The ongoing campaign by the IHCA under the ‘Care Can’t Wait’ banner is a good example of patient advocacy by doctors. It launched the campaign earlier this year in a bid to highlight the growing number of people waiting long periods for outpatient appointments through the HSE.
At its recent annual conference, the IHCA said that one million people are on a waiting list to be seen at an acute hospital, with almost 570,000 of these waiting to be seen by a consultant.
In a good illustration of patient advocacy, IHCA President Dr Donal O’Hanlon highlighted how these colossal waiting lists impacted on patients, speaking about how their condition may worsen and their suffering increase. And he made the valid point that the waiting lists were unfair on everyone who has paid for a public health service through their taxes.
The Association has now significantly escalated its campaign by passing a vote of no confidence in Minister for Health Simon Harris. This is what Dr O’Hanlon had to say:
“We do not believe that (the Minister) has the authority, understanding, inclination or experience to deliver timely, quality hospital care for patients. He has become increasingly complacent and deaf to the suffering of patients across Ireland.”

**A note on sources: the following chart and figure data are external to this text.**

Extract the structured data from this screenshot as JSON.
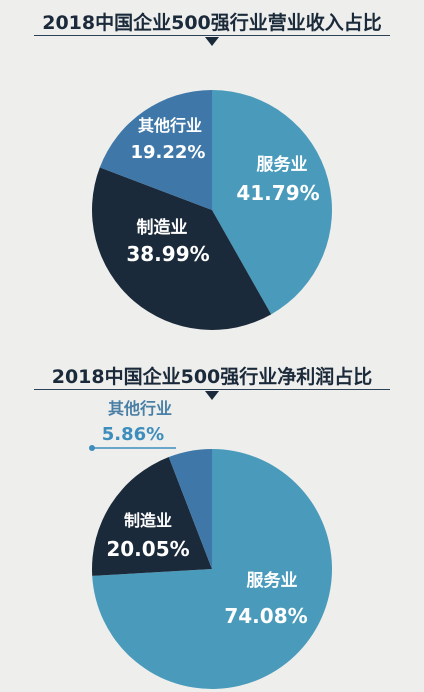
{
  "chart_data": [
    {
      "type": "pie",
      "title": "2018中国企业500强行业营业收入占比",
      "categories": [
        "服务业",
        "制造业",
        "其他行业"
      ],
      "values": [
        41.79,
        38.99,
        19.22
      ],
      "value_labels": [
        "41.79%",
        "38.99%",
        "19.22%"
      ],
      "colors": [
        "#4a9bbb",
        "#1b2a3a",
        "#3f78a8"
      ]
    },
    {
      "type": "pie",
      "title": "2018中国企业500强行业净利润占比",
      "categories": [
        "服务业",
        "制造业",
        "其他行业"
      ],
      "values": [
        74.08,
        20.05,
        5.86
      ],
      "value_labels": [
        "74.08%",
        "20.05%",
        "5.86%"
      ],
      "colors": [
        "#4a9bbb",
        "#1b2a3a",
        "#3f78a8"
      ]
    }
  ]
}
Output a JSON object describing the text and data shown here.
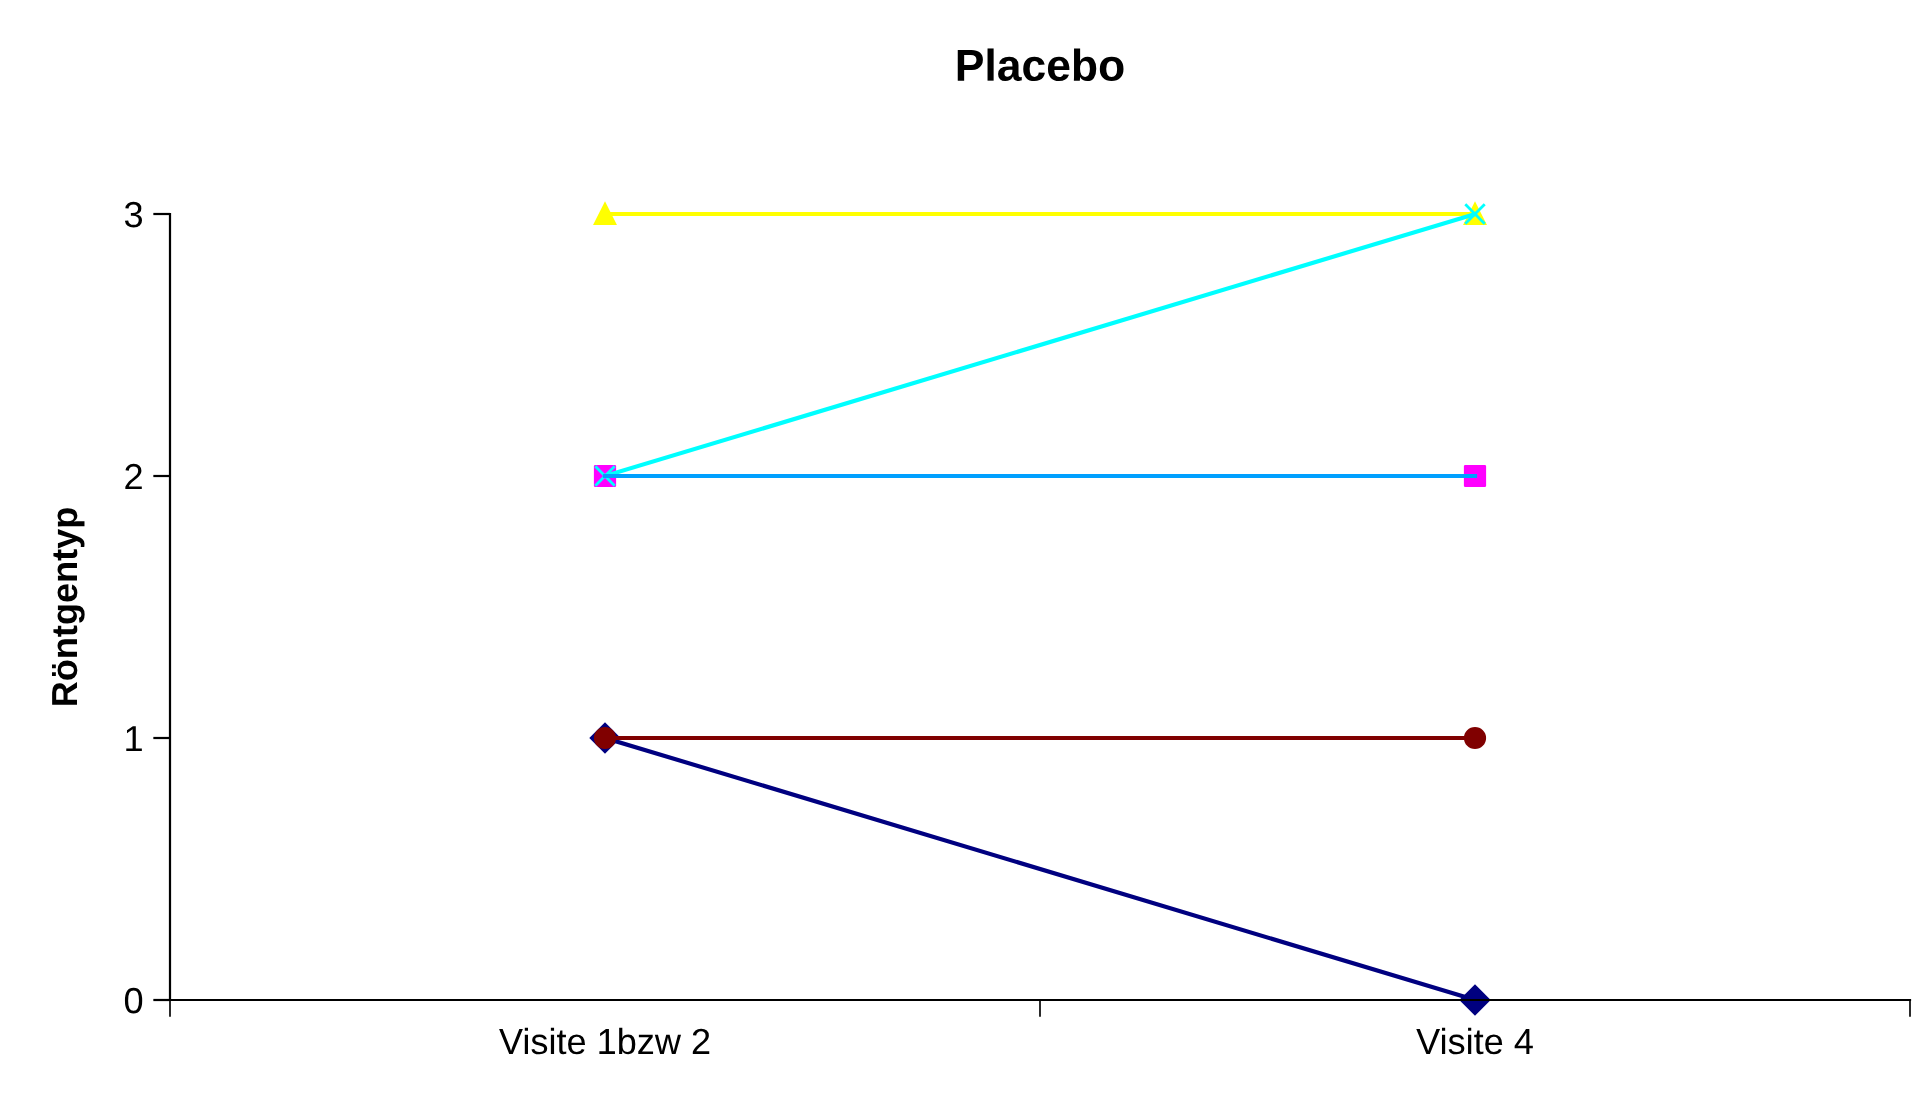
{
  "chart_data": {
    "type": "line",
    "title": "Placebo",
    "ylabel": "Röntgentyp",
    "categories": [
      "Visite 1bzw 2",
      "Visite 4"
    ],
    "series": [
      {
        "color": "#000080",
        "marker": "diamond",
        "values": [
          1,
          0
        ]
      },
      {
        "type": "scatter",
        "color": "#ff00ff",
        "marker": "square",
        "values": [
          2,
          2
        ]
      },
      {
        "color": "#ffff00",
        "marker": "triangle",
        "values": [
          3,
          3
        ]
      },
      {
        "color": "#00ffff",
        "marker": "cross",
        "values": [
          2,
          3
        ]
      },
      {
        "color": "#800000",
        "marker": "circle",
        "values": [
          1,
          1
        ]
      },
      {
        "color": "#00a0ff",
        "values": [
          2,
          2
        ]
      }
    ],
    "ylim": [
      0,
      3
    ],
    "yticks": [
      0,
      1,
      2,
      3
    ],
    "grid": false,
    "legend": false
  }
}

Presumably irked by the Minister’s failure to engage with the association and his ‘no-show’ at the recent annual conference, Dr O’Hanlon took the sheath off his scalpel when he said:
“After three years in the office, Minister Harris has presided over an unacceptable increase of 153,914 patients on the outpatient waiting list since he became Minister for Health. This amounts to a 37 per cent increase, or almost five additional patients every hour. While over the same period, the number of patients treated on trolleys has increased by 36 per cent since May 2016.”
While this statement can be seen as an uncompromising surgical strike against the Minister, it cleverly uses patient advocacy as its foundation. And it is timely, with unprecedented numbers of people on hospital trolleys over the summer, before we hit the annual winter surge.
The worst and most consistently affected hospital is University Hospital Limerick (UHL), where some 1,400 patients could not access a bed during the month of September. Recent figures from the Irish Nurses and Midwives Organisation (INMO) showed there were 47 patients without beds in UHL’s emergency department, with 35 in wards elsewhere in the hospital on a single day. This is the highest-ever trolley figure ever recorded in an Irish hospital.
We are unfortunately unique among developed countries when it comes to waiting times and trolley numbers. We are also unique in that we accept ministerial expressions of regret, couched in language suggesting they are observers rather than key players in the crisis. Having said that, the failure of health service management must also be highlighted by the IHCA as it expands its advocacy campaign.
While relatively quiet on the advocacy front of late, in 2013 the IMO published a useful guide, The Doctor as Advocate. It describes advocacy as playing a “significant role in medical professional life in Ireland, from patient advocacy through to more public advocacy roles”. The guide also suggests that advocacy as a physician encompasses individual patient care as well as lobbying for resources and services at a broader level, and for specific patient groups.
Now would be a good time for the IMO and INMO to back the IHCA advocacy campaign. In doing so, however, I suggest they broaden the target to include the HSE and the Department of Health.